南極にはどんな世界が存在しているのだろう。
どんな音、どんな色、どんな光、どんな風、どんな匂い。
人間が決して根づくことができなかった世界はどんなものなのか。
生命の気配は本当にないのか。
どんな音が聞こえるか、ひとつひとつ音を数えてみよう。
どんな匂いがするか、ゆっくり空気を吸い込んでみよう。
私は何を思うのだろう、何を感じ、見つけるのだろう。
なぜ自分がこの世界で生まれて生きているのか、もしかしたらほんの少しはわかるのかもしれない。
目をつぶると、どんどん思いが溢れ出て、次々と鮮明に浮かんで止まらなくなった。このとき、一番大切なことを、私はやっと取り戻したような気がした。見えない大きな力、見えない誰かへの不信など、どうでもよかった。心の中がスーッとし、静まり返っていった。こんな静かな心はなんだか久しぶりで、自分の中心にある大事なものが、またこれでぐんと強くなったように感じていた。
そして、私は南極へ旅立ち、いくつもの心震える瞬間に遭遇した。いくつもの驚きがあった。刺すような風を感じながら、荒々しい剥きだしの岩肌の大地を毎日のように歩いた。水晶のように透き通ったいくつもの湖にボートを漕ぎだし、そのたびに心奪われた。白夜の美しい薄紫色の空、そこにできる地球の影。頭上に輝く南十字星と青白い炎のように揺れるオーロラ。いくつもの信じられない光景を見上げた。3か月という時間があっという間に経ち、南極大陸をあとにし、ついに帰るときがやってきた。
しかし、密かにあたため続けていた『旅をする本』を昭和基地に置いてくるという計画…………ちょうど帰るころ、私はすっかり忘れてしまっていたのである。あの本は、確かに南極大陸の旅をしたのだが、そのまま船に乗り、南極海を航海して、私と一緒に再び東京へ舞い戻ってきてしまったのだ。

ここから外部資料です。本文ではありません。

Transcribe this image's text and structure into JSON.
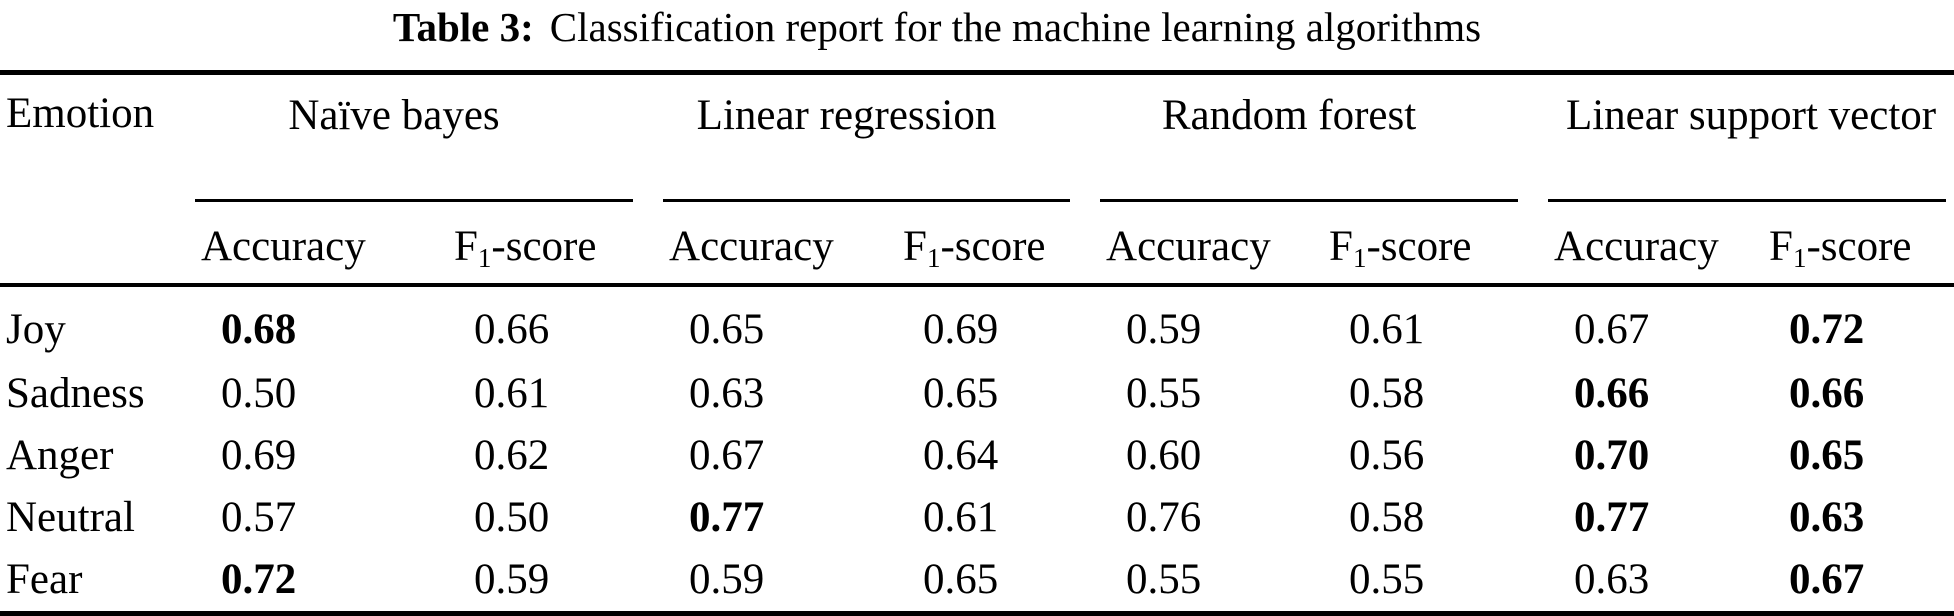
{
  "caption": {
    "label": "Table 3:",
    "text": "Classification report for the machine learning algorithms"
  },
  "table": {
    "emotion_header": "Emotion",
    "groups": [
      {
        "name": "Naïve bayes"
      },
      {
        "name": "Linear regression"
      },
      {
        "name": "Random forest"
      },
      {
        "name": "Linear support vector"
      }
    ],
    "metric_headers": {
      "accuracy": "Accuracy",
      "f1": {
        "base": "F",
        "sub": "1",
        "rest": "-score"
      }
    },
    "rows": [
      {
        "emotion": "Joy",
        "cells": [
          {
            "v": "0.68",
            "bold": true
          },
          {
            "v": "0.66",
            "bold": false
          },
          {
            "v": "0.65",
            "bold": false
          },
          {
            "v": "0.69",
            "bold": false
          },
          {
            "v": "0.59",
            "bold": false
          },
          {
            "v": "0.61",
            "bold": false
          },
          {
            "v": "0.67",
            "bold": false
          },
          {
            "v": "0.72",
            "bold": true
          }
        ]
      },
      {
        "emotion": "Sadness",
        "cells": [
          {
            "v": "0.50",
            "bold": false
          },
          {
            "v": "0.61",
            "bold": false
          },
          {
            "v": "0.63",
            "bold": false
          },
          {
            "v": "0.65",
            "bold": false
          },
          {
            "v": "0.55",
            "bold": false
          },
          {
            "v": "0.58",
            "bold": false
          },
          {
            "v": "0.66",
            "bold": true
          },
          {
            "v": "0.66",
            "bold": true
          }
        ]
      },
      {
        "emotion": "Anger",
        "cells": [
          {
            "v": "0.69",
            "bold": false
          },
          {
            "v": "0.62",
            "bold": false
          },
          {
            "v": "0.67",
            "bold": false
          },
          {
            "v": "0.64",
            "bold": false
          },
          {
            "v": "0.60",
            "bold": false
          },
          {
            "v": "0.56",
            "bold": false
          },
          {
            "v": "0.70",
            "bold": true
          },
          {
            "v": "0.65",
            "bold": true
          }
        ]
      },
      {
        "emotion": "Neutral",
        "cells": [
          {
            "v": "0.57",
            "bold": false
          },
          {
            "v": "0.50",
            "bold": false
          },
          {
            "v": "0.77",
            "bold": true
          },
          {
            "v": "0.61",
            "bold": false
          },
          {
            "v": "0.76",
            "bold": false
          },
          {
            "v": "0.58",
            "bold": false
          },
          {
            "v": "0.77",
            "bold": true
          },
          {
            "v": "0.63",
            "bold": true
          }
        ]
      },
      {
        "emotion": "Fear",
        "cells": [
          {
            "v": "0.72",
            "bold": true
          },
          {
            "v": "0.59",
            "bold": false
          },
          {
            "v": "0.59",
            "bold": false
          },
          {
            "v": "0.65",
            "bold": false
          },
          {
            "v": "0.55",
            "bold": false
          },
          {
            "v": "0.55",
            "bold": false
          },
          {
            "v": "0.63",
            "bold": false
          },
          {
            "v": "0.67",
            "bold": true
          }
        ]
      }
    ]
  }
}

仕方がない、もう一回一緒に南極へ旅に出よう。そして、その時は絶対に置いてこよう。そう誓った。
“⑥田邊優貴子 2007年12月南極・昭和基地→2008年3月東京→”
ついに、最後のページに書き加えた。最後には矢印。もう1回南極へ行くためのしるしだった。
そして2年後。私は2度目の南極へ行くことになった。
またいつもの本棚から、前よりももっとボロボロになったその本を取りだした。
「ついにもう一回行けるよ。今度は一体どんな心震えることに出会えるかな」
話しかけ、やぶれて取れそうになっていた表紙をセロハンテープで補強した。
2010年2月、南極大陸上での野外調査が終わり、昭和基地に本を置くときがやって来た。まるで親友のような存在になっていたその本と別れを済ませ、忘れずに無事、置いてくるはずだった。

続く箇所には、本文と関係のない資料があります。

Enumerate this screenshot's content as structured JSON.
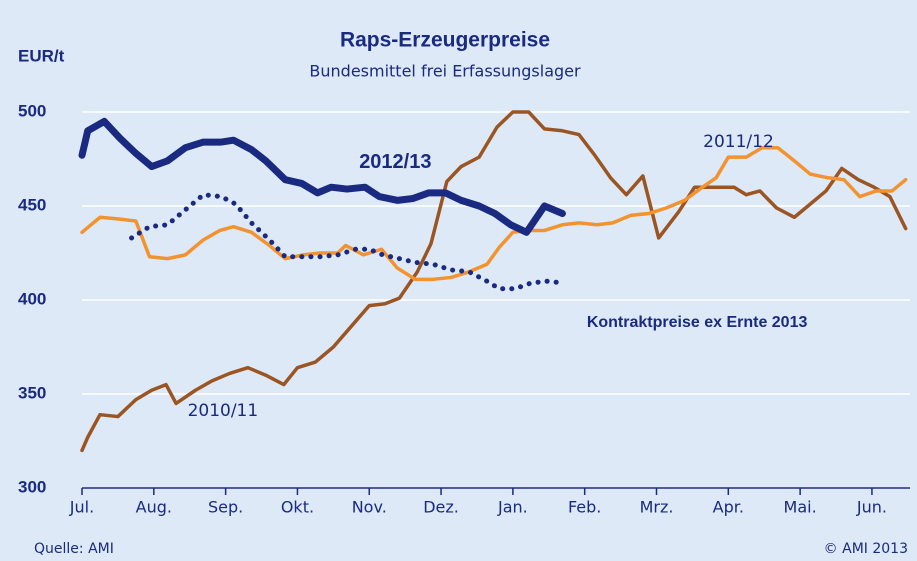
{
  "chart_data": {
    "type": "line",
    "title": "Raps-Erzeugerpreise",
    "subtitle": "Bundesmittel frei Erfassungslager",
    "y_label": "EUR/t",
    "source": "Quelle: AMI",
    "copyright": "© AMI 2013",
    "xlim": [
      0,
      11.53
    ],
    "xticks": [
      {
        "value": 0,
        "label": "Jul."
      },
      {
        "value": 1,
        "label": "Aug."
      },
      {
        "value": 2,
        "label": "Sep."
      },
      {
        "value": 3,
        "label": "Okt."
      },
      {
        "value": 4,
        "label": "Nov."
      },
      {
        "value": 5,
        "label": "Dez."
      },
      {
        "value": 6,
        "label": "Jan."
      },
      {
        "value": 7,
        "label": "Feb."
      },
      {
        "value": 8,
        "label": "Mrz."
      },
      {
        "value": 9,
        "label": "Apr."
      },
      {
        "value": 10,
        "label": "Mai."
      },
      {
        "value": 11,
        "label": "Jun."
      }
    ],
    "ylim": [
      300,
      500
    ],
    "yticks": [
      300,
      350,
      400,
      450,
      500
    ],
    "grid": true,
    "series": [
      {
        "name": "2010/11",
        "color": "#9b5523",
        "width": 3.5,
        "line_style": "solid",
        "x": [
          0,
          0.08,
          0.25,
          0.5,
          0.75,
          0.97,
          1.17,
          1.31,
          1.58,
          1.81,
          2.06,
          2.31,
          2.56,
          2.81,
          3,
          3.25,
          3.5,
          3.75,
          4,
          4.22,
          4.42,
          4.67,
          4.86,
          5.08,
          5.28,
          5.53,
          5.78,
          6,
          6.22,
          6.44,
          6.69,
          6.92,
          7.14,
          7.36,
          7.58,
          7.81,
          8.03,
          8.31,
          8.53,
          8.81,
          9.08,
          9.25,
          9.44,
          9.67,
          9.92,
          10.14,
          10.36,
          10.58,
          10.81,
          11.03,
          11.25,
          11.47
        ],
        "values": [
          320,
          327,
          339,
          338,
          347,
          352,
          355,
          345,
          352,
          357,
          361,
          364,
          360,
          355,
          364,
          367,
          375,
          386,
          397,
          398,
          401,
          415,
          430,
          463,
          471,
          476,
          492,
          500,
          500,
          491,
          490,
          488,
          477,
          465,
          456,
          466,
          433,
          447,
          460,
          460,
          460,
          456,
          458,
          449,
          444,
          451,
          458,
          470,
          464,
          460,
          455,
          438
        ],
        "label_x": 1.47,
        "label_y": 341
      },
      {
        "name": "2011/12",
        "color": "#f39330",
        "width": 3.5,
        "line_style": "solid",
        "x": [
          0,
          0.25,
          0.53,
          0.75,
          0.94,
          1.19,
          1.44,
          1.69,
          1.92,
          2.11,
          2.36,
          2.61,
          2.83,
          3.08,
          3.31,
          3.56,
          3.67,
          3.92,
          4.17,
          4.39,
          4.64,
          4.89,
          5.14,
          5.39,
          5.64,
          5.81,
          6,
          6.22,
          6.44,
          6.69,
          6.92,
          7.17,
          7.39,
          7.64,
          7.89,
          8.14,
          8.39,
          8.64,
          8.83,
          9,
          9.25,
          9.47,
          9.69,
          9.92,
          10.14,
          10.39,
          10.61,
          10.83,
          11.06,
          11.28,
          11.47
        ],
        "values": [
          436,
          444,
          443,
          442,
          423,
          422,
          424,
          432,
          437,
          439,
          436,
          429,
          422,
          424,
          425,
          425,
          429,
          424,
          427,
          417,
          411,
          411,
          412,
          415,
          419,
          428,
          436,
          437,
          437,
          440,
          441,
          440,
          441,
          445,
          446,
          449,
          453,
          460,
          465,
          476,
          476,
          481,
          481,
          474,
          467,
          465,
          464,
          455,
          458,
          458,
          464
        ],
        "label_x": 8.65,
        "label_y": 484
      },
      {
        "name": "2012/13",
        "color": "#1a2a80",
        "width": 7,
        "line_style": "solid",
        "x": [
          0,
          0.08,
          0.31,
          0.53,
          0.75,
          0.97,
          1.19,
          1.44,
          1.69,
          1.94,
          2.11,
          2.36,
          2.56,
          2.83,
          3.06,
          3.28,
          3.47,
          3.69,
          3.94,
          4.14,
          4.39,
          4.61,
          4.83,
          5.06,
          5.28,
          5.53,
          5.75,
          5.97,
          6.19,
          6.44,
          6.69
        ],
        "values": [
          477,
          490,
          495,
          486,
          478,
          471,
          474,
          481,
          484,
          484,
          485,
          480,
          474,
          464,
          462,
          457,
          460,
          459,
          460,
          455,
          453,
          454,
          457,
          457,
          453,
          450,
          446,
          440,
          436,
          450,
          446
        ],
        "label_x": 3.86,
        "label_y": 473
      },
      {
        "name": "Kontraktpreise ex Ernte 2013",
        "color": "#1a2a80",
        "width": 5,
        "line_style": "dotted",
        "x": [
          0.69,
          0.94,
          1.19,
          1.44,
          1.69,
          1.94,
          2.14,
          2.36,
          2.61,
          2.83,
          3.06,
          3.31,
          3.56,
          3.81,
          4,
          4.19,
          4.42,
          4.64,
          4.89,
          5.14,
          5.39,
          5.64,
          5.81,
          6.03,
          6.25,
          6.47,
          6.72
        ],
        "values": [
          433,
          439,
          440,
          448,
          456,
          455,
          451,
          441,
          432,
          423,
          423,
          423,
          424,
          427,
          427,
          424,
          422,
          420,
          419,
          416,
          415,
          410,
          406,
          406,
          409,
          410,
          409
        ],
        "label_x": 7.03,
        "label_y": 388
      }
    ]
  }
}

しかし、その本はやはりその後も昭和基地で暮らすことはなかった。
なぜなら、そのとき一緒に南極へ行った友人に、この『旅をする本』の話をしたところ、是非譲ってくれないかと頼まれたからだ。
そういうわけで、『旅をする本』は二度も南極を旅したのちに、友人の手に渡っていったのだった。帰国後、友人からサハリンに連れて行ったという話を聞いてはいたが、その後の消息を知ることもなく、あの本のことは私の記憶の片隅に置かれ、ほとんど思い出すこともなくなっていった。きっと、またこの世界のどこかを旅しているに違いない、そう思っていた。
「単独無補給徒歩で北極点を目指す若者と土曜日に会うから、あの本を彼に渡そうと思う」
つまりそれは、私がその友人にあげた『旅をする本』のことだった。
もし、一回目の南極で、あのとき忘れずに昭和基地に置いてきたとしたら、あの本は北極点へ行くことなどなかったのかもしれない。もし、友人Tがバンコクの古本屋に立ち寄らなければ、あの本は南極に行くことなどなかったのかもしれない。すべては無数の偶然がただ連なっているだけのことに過ぎない。けれど、確実にあの本はあのとき私のもとへやって来た。そして一緒に南極大陸を旅し、さらには北極点を目指し始めたのである。
友人からのEメールを見ながら、私はあの本が私のもとへ来てからのことを思い出していた。
北極点への冒険…………想像すると胸が高鳴った。あの本はどんな旅をするのだろうか。きっと、想像をはるかに超えた壮大な旅になる。そしてまた、いくつもの物語がそこから生まれるのだろう。
もしも北極点まで行けたなら、『旅をする本』は本当にすごい本になる。
ふっと風が走り抜けていった。気の遠くなるような真っ白な広がりのなか、若い冒険家の足音、息づかいが聞こえるような気がした。